If you are sitting on a protected £315k+ annual remuneration package and not personally suffering the impact of Covid and government policy, I cannot see how you will ever feel the necessary outrage on behalf of your members.
The laid-back demeanour of Abta’s leadership and the general lack of visible commitment clearly undermined the travel industry’s messaging to government.
What Abta does
In June 2021 – 14 months after the start of the Covid outbreak – Abta sent a questionnaire to members asking what services they wanted and valued. It promised to share the results but never did.
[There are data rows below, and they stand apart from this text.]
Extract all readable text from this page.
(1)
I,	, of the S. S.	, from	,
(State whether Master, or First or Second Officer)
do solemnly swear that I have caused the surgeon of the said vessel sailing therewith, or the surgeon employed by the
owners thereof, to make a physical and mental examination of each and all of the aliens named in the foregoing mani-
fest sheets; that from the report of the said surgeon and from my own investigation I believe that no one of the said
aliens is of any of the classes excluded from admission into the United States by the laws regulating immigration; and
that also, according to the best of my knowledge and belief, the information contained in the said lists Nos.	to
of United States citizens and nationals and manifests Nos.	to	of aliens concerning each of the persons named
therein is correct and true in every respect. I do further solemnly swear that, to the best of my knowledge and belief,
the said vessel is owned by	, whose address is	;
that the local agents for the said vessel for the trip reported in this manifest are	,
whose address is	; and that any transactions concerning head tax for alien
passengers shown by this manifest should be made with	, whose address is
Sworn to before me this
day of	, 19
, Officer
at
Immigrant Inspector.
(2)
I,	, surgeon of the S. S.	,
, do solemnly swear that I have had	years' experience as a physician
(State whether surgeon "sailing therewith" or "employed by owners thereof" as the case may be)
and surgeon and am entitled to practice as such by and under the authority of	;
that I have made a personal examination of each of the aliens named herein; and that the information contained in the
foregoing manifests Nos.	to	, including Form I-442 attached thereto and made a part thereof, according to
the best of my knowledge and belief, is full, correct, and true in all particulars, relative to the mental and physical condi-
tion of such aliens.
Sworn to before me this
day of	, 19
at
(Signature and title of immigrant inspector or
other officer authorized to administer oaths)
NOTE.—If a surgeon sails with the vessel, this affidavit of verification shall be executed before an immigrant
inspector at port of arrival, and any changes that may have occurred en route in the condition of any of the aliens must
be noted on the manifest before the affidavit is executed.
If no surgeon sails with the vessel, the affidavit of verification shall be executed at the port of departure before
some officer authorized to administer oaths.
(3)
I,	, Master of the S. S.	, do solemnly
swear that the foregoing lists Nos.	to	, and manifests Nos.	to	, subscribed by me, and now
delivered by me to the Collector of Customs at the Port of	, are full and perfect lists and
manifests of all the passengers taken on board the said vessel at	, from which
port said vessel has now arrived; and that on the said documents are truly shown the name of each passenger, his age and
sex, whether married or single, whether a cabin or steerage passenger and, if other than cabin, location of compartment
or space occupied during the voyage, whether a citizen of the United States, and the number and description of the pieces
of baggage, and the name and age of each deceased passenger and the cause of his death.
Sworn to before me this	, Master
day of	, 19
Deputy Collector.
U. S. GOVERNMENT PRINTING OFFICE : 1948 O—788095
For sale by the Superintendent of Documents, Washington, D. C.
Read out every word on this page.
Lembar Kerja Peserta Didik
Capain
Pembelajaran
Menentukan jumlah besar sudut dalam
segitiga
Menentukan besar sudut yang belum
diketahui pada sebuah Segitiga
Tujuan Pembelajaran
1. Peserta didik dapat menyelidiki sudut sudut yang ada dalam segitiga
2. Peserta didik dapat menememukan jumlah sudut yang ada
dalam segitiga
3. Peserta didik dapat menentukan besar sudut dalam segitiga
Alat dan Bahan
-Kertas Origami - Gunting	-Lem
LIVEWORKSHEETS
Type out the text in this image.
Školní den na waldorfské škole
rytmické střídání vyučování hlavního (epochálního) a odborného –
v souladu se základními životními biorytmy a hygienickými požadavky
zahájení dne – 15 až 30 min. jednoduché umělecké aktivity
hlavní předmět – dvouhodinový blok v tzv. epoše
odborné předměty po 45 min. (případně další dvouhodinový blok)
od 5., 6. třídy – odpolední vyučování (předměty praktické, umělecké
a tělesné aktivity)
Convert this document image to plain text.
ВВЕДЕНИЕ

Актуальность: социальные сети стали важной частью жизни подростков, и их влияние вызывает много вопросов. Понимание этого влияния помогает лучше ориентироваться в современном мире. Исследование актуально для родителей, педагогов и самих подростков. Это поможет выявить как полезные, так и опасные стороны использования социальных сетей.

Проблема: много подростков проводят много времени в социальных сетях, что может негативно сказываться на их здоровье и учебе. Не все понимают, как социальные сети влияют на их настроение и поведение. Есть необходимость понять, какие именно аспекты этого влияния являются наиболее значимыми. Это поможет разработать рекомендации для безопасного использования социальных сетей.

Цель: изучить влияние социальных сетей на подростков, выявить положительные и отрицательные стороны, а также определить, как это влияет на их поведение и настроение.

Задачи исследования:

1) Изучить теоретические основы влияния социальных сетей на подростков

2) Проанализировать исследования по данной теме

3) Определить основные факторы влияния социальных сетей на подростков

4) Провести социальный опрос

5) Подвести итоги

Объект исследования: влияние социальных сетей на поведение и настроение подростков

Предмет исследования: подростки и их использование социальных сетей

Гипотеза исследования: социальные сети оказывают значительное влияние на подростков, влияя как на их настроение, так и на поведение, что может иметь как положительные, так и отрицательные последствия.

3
More importantly though, why did it take them over a year after Covid started before surveying members, given that the results could and should have been the trigger for a cost-cutting programme to assist members with their subscription fees?
Some of the Abta activities listed on the questionnaire were:
- Engagement with elected representatives
- Attending conferences
- Managing social media
- Ensuring Abta representation at consultative committees and advisory groups
- Developing proactive PR
- Undertaking regular research to establish the value of the Abta brand.
- Promoting ‘looking for the Abta logo’ through multiple communications campaigns under the Travel with confidence proposition
- Feeding into government engagement on sustainability issues (for example climate change, modern slavery, animal welfare)
- Producing the Abta Magazine
Many of these activities are vague at best. Let me pick out a few.
Firstly, despite their promotion of the Abta logo, I can categorically reassure readers that showing the Abta logo through the booking funnel versus not showing it, has absolutely no impact on booking conversion.
We have a/b tested this hypothesis extensively and reached statistical significance on three variations of the test.
The results were all neutral and I’d be happy to share them with any members who are concerned that leaving Abta would lead to decreased conversion rates. It won’t.
Abta undoubtedly has noble aims with regards to sustainability (it appeared eight times on the questionnaire) but surely there are specialist, scientific organisations that are much better placed to advise government on these important issues?
Fortunately, the bond insurance market for travel has eased. Members now have a choice.
They can stay with Abta and pay its hugely inflated subscription fees, which are subsidising large Abta secretariat salaries (£1.36 million in the year ended 30 June 2021) and lots of activities members won’t use.
Or they can find alternative bonding arrangements with the likes of Abtot who focus on what we really need, which is compliance with the Package Travel Regulations and financial protection for our customers.